La población activa que se dedicaba por ejemplo a la industria en la provincia entonces era de un 22,78% y al de la agricultura era de un 48%.

En los pueblos, el medio de vida principal era el agrícola y las herramientas de trabajo aun eran las antiguas. Se trabajaba con las manos, azadas, palas, zarcillos, hoces… se labraba con el clásico arado romano y en menor medida con arados brabantes los dos tirados por mulas, bueyes o yeguas. La maquinaria no llegaria al campo bastidarra hasta mediados de los años 20.

Escasos eran los medios de comunicación entonces, numerosos pueblos sólo tenían caminos en varios kilómetros, y todavía otros no disponían de electricidad para tener radio o teléfono. Únicamente el cartero era el enlace con el exterior. La cultura y la educación les podía llegar entonces a través de la figura del maestro, la República en ese sentido hizo una apuesta importante para que todos los pueblos, por pequeños que serían, dispusieran de un maestro y una escuela, o del sacerdote. La iglesia entonces contaba con una influencia enorme en Araba.

El ambiente ideológico y político mayoritario en los pueblos era el tradicionalista y con el estaba alineado el clero mayoritariamente. La conciencia de clase y capacidad de organización en sindicatos era escasa entonces, con la mayoría de personas trabajadoras dispersas en el campo y casi el 80% de ellas con tierras de cultivo en propiedad, sin grandes centros de trabajo que facilitaría la organización y toma de conciencia, y recluidas en las labores de casa, las mujeres, además también de ayudar trabajando en el campo. Araba entonces no tuvo un grado alto de conflictibidad laboral muy grande en comparación con otros lugares. Entre 1931 y 1936 se produjeron apenas 20 huelgas, casí todas en Gasteiz y el resto en la Rioja Alavaesa (en esta comarca la cantidad de jornaleros sin tierra era mayor que en el resto).

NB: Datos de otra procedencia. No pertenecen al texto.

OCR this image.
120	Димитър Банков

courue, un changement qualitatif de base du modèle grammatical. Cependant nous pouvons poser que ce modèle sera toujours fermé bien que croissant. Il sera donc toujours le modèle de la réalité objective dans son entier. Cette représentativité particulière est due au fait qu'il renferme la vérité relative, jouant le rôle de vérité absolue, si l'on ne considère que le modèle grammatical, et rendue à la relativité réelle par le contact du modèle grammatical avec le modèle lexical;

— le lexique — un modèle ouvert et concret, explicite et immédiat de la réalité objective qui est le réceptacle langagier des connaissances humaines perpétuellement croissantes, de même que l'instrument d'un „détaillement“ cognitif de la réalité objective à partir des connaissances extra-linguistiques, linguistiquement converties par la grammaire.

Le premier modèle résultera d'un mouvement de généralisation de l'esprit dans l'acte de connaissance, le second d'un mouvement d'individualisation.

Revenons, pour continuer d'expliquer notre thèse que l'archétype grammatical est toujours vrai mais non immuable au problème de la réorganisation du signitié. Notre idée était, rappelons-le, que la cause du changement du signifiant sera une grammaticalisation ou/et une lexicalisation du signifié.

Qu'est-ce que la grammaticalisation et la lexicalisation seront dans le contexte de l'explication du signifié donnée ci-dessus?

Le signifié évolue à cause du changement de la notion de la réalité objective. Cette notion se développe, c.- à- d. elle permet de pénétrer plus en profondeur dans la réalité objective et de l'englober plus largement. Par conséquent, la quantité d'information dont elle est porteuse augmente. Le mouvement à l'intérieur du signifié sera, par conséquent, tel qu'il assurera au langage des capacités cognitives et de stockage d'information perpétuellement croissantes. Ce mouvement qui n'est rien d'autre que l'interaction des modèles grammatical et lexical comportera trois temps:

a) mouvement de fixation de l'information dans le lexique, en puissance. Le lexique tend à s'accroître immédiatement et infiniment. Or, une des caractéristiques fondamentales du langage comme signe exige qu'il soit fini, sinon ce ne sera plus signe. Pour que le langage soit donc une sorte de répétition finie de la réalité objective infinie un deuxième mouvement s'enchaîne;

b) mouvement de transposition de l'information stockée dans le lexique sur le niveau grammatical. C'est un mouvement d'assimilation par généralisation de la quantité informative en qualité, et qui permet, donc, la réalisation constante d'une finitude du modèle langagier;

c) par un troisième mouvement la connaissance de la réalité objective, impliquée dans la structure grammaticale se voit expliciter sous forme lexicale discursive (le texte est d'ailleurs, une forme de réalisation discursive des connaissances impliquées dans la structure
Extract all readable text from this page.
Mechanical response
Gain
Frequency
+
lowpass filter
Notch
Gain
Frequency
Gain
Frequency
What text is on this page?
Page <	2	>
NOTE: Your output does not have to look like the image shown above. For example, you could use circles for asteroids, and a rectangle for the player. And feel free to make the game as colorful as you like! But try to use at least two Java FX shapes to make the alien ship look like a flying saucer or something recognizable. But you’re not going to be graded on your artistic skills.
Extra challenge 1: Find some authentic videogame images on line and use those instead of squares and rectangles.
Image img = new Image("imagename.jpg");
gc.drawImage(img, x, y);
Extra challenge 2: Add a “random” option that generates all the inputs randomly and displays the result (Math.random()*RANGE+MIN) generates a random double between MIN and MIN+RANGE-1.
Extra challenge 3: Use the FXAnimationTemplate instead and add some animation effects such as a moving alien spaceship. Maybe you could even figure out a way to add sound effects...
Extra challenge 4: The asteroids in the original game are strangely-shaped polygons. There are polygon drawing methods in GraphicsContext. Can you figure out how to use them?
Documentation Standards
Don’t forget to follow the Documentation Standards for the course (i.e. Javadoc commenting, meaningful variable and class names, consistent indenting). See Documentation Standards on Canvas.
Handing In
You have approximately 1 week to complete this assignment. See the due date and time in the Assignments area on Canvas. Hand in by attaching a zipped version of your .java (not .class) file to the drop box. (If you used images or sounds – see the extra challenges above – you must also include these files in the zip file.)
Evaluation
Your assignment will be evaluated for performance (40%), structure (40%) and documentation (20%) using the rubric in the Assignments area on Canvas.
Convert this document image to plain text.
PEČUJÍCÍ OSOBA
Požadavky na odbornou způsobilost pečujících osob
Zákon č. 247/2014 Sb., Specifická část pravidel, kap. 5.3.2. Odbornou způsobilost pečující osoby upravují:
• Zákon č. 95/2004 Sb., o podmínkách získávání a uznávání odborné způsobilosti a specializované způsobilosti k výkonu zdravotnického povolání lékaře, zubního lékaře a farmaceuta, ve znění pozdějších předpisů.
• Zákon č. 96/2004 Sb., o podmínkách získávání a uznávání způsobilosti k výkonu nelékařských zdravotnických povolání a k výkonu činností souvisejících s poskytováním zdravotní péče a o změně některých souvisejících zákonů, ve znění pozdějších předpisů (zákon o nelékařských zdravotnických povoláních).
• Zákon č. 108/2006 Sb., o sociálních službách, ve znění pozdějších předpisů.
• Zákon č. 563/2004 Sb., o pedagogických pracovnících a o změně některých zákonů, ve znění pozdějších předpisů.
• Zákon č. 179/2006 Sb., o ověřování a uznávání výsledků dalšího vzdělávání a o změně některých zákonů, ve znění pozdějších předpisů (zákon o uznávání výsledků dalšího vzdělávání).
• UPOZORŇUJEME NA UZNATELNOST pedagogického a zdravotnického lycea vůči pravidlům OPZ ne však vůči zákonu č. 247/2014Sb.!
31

El perfil de Labastida, municipio fundado en 1196, correspondía en aquellos años plenamente a las características propias de la comarca en la que está ubicada. Su riqueza vitícola atraía en la época de la vendimia y de la cava a un buen número de jornaleros inmigrantes, que se unían a los que residían habitualmente en el pueblo. Tambíen entonces se sembraba abundante cereal.

A principios del siglo XX, la plaga de la filoxera causó unos daños irreparables en los viñedos de La Rioja y Álava y por ende, en su economía. 2.340 hectareas de viñedos, sólo en Labastida, se vieron afectadas por esta plaga. En Labastida, la población descendió un 32%, desde 1900, año en que contaba con 1.583 habitantes, hasta los 1.072 habitantes censados en 1930. La constante emigración a las zonas industriales, en busca de trabajo, mermó la vitalidad del pueblo. Así pues, costo mucho esfuerzo y tiempo replantar los viñedos y que el sector levantara la cabeza. Además, la crisis económica mundial, que siguió al crack bursátil de Estados Unidos en 1929, hundió el consumo de vino y sumió al colectivo de viticultores alaveses en una larga crisis.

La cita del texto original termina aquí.